There are many way to actively listen, but here’s my technique:

  1. Stop what you are doing (no typing, watching TV, texting, writing, etc.).
  2. Turn and look at the speaker (as long as you are with the speaker).
  3. Really, really try to comprehend; stop thinking of other things.
  4. Do not formulate rebuttals in you mind.  Be open to what you hear.
  5. When there is a pause, repeat what the speaker is saying in your mind.
  6. When the message has been delivered, then you can paraphrase what the speaker has said to you:  “So let me see, what you are saying is…”
  7. Ask questions at opportune times, if you do not understand:  “One moment, did you mean that…?”

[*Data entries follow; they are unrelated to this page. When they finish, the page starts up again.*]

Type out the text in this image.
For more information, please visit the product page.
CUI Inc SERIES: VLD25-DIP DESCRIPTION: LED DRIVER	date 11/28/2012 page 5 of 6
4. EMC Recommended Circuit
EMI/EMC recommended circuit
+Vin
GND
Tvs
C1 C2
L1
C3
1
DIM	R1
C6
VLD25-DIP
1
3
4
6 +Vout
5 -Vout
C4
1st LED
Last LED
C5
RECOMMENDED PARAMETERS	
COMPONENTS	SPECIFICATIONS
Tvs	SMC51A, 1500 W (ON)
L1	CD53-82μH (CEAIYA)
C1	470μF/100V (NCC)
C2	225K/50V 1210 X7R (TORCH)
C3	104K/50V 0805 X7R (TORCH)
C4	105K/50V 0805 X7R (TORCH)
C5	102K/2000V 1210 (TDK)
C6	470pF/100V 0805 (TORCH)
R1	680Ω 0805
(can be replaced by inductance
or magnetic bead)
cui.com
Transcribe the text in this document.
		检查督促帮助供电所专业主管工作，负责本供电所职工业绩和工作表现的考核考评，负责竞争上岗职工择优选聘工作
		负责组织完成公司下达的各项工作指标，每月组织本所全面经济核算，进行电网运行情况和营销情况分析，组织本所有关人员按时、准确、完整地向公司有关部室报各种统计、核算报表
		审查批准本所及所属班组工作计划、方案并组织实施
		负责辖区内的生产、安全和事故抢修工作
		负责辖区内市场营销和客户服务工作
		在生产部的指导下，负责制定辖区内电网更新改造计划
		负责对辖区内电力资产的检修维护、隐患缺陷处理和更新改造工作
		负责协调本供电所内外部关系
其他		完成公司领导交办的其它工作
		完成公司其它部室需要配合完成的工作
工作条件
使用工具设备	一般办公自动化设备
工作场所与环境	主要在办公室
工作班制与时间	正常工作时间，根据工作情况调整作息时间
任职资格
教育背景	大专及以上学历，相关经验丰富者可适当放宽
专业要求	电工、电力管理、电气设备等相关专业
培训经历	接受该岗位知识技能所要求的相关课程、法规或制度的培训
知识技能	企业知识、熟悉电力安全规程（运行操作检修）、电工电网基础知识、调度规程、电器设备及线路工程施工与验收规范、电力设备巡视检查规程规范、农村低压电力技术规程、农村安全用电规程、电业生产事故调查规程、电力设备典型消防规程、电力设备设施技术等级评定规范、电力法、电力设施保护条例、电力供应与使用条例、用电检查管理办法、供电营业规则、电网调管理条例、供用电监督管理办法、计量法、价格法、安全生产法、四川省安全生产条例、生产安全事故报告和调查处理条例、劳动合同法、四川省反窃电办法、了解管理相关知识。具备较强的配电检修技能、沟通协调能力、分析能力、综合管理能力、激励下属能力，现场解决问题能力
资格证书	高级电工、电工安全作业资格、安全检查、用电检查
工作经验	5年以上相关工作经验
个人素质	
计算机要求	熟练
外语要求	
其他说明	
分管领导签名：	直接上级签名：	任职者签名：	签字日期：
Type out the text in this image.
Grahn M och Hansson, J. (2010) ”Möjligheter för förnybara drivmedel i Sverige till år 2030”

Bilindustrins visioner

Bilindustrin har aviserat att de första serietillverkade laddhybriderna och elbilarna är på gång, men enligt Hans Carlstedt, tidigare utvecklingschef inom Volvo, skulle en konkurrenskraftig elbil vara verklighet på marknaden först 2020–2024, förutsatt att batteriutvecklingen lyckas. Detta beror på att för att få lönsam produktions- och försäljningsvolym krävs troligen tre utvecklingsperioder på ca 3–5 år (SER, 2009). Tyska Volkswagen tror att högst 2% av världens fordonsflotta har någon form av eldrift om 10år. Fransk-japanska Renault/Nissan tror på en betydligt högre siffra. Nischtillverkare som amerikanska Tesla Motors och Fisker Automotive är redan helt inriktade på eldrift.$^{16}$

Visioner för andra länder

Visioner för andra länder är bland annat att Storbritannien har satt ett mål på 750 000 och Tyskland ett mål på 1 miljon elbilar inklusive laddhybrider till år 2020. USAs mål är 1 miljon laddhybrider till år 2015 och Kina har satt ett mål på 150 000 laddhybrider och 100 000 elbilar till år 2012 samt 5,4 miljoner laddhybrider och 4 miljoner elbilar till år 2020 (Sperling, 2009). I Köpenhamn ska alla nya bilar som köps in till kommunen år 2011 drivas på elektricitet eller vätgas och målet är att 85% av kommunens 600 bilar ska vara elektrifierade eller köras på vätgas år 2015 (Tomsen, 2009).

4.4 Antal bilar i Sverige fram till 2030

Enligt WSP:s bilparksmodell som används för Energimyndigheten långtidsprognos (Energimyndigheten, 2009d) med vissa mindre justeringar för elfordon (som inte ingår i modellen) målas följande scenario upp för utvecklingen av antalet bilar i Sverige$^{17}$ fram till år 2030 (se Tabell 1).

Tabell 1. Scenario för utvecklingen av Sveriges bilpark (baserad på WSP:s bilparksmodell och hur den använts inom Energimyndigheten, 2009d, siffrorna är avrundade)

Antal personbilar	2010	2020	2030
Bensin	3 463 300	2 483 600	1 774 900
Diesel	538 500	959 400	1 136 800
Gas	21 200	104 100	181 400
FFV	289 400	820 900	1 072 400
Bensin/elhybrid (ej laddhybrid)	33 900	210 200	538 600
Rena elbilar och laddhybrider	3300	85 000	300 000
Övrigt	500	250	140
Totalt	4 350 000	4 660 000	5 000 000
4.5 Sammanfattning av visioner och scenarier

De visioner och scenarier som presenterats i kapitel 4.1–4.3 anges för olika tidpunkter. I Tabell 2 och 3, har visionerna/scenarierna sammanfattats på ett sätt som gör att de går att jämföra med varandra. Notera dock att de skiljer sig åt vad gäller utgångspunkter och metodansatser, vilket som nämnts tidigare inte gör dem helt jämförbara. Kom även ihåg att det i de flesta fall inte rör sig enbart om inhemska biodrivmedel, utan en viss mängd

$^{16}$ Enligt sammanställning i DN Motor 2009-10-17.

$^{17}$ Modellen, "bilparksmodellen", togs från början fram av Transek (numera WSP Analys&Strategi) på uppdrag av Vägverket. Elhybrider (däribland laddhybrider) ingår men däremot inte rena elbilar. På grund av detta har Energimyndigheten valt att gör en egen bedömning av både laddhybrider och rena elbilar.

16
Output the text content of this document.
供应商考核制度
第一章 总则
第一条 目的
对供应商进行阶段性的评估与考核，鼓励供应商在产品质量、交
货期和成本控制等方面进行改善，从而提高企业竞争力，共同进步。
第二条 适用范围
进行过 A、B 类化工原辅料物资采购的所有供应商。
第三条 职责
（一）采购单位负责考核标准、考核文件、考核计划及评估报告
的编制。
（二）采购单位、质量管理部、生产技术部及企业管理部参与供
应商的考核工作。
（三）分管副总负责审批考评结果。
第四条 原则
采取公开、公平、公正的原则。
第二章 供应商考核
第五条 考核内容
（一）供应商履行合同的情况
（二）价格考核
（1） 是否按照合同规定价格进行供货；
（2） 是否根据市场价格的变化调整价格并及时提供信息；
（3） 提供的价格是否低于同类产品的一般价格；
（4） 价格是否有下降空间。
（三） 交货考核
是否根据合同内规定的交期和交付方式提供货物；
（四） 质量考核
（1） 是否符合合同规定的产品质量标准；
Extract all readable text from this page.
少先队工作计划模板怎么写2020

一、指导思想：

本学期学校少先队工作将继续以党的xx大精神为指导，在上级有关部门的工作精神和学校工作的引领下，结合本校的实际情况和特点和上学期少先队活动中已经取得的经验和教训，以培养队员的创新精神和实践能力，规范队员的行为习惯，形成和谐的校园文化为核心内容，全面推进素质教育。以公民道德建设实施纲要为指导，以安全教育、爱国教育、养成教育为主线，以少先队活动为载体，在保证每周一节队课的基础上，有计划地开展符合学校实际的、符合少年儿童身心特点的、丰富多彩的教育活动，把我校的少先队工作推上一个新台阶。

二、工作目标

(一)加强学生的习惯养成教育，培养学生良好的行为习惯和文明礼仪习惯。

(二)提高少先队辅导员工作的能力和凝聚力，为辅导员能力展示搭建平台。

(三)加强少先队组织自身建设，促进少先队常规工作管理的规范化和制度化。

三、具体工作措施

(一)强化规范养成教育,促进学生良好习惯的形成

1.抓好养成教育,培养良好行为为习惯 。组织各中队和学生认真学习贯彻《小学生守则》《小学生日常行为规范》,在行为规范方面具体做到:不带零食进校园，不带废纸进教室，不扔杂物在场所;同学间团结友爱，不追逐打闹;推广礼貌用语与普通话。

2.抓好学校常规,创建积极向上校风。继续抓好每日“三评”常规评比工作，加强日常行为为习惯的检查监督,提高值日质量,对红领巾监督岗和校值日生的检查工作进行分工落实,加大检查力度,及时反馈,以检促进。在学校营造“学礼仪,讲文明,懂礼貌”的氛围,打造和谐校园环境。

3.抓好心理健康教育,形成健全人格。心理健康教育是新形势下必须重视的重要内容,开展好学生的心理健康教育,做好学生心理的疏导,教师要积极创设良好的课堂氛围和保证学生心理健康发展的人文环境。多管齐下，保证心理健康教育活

  8. Take the time afterward to reflect on what someone has told you.  If you are unclear, follow up with them.  This shows that you took the time to receive the message and have thought it through.

This is just one way to be virtuous with your “we.”  Your interactions with those closest to you define who you are.  If I am not listening to them, then I am not a good listener, and that does not honor those closest to me who are trying to communicate with me.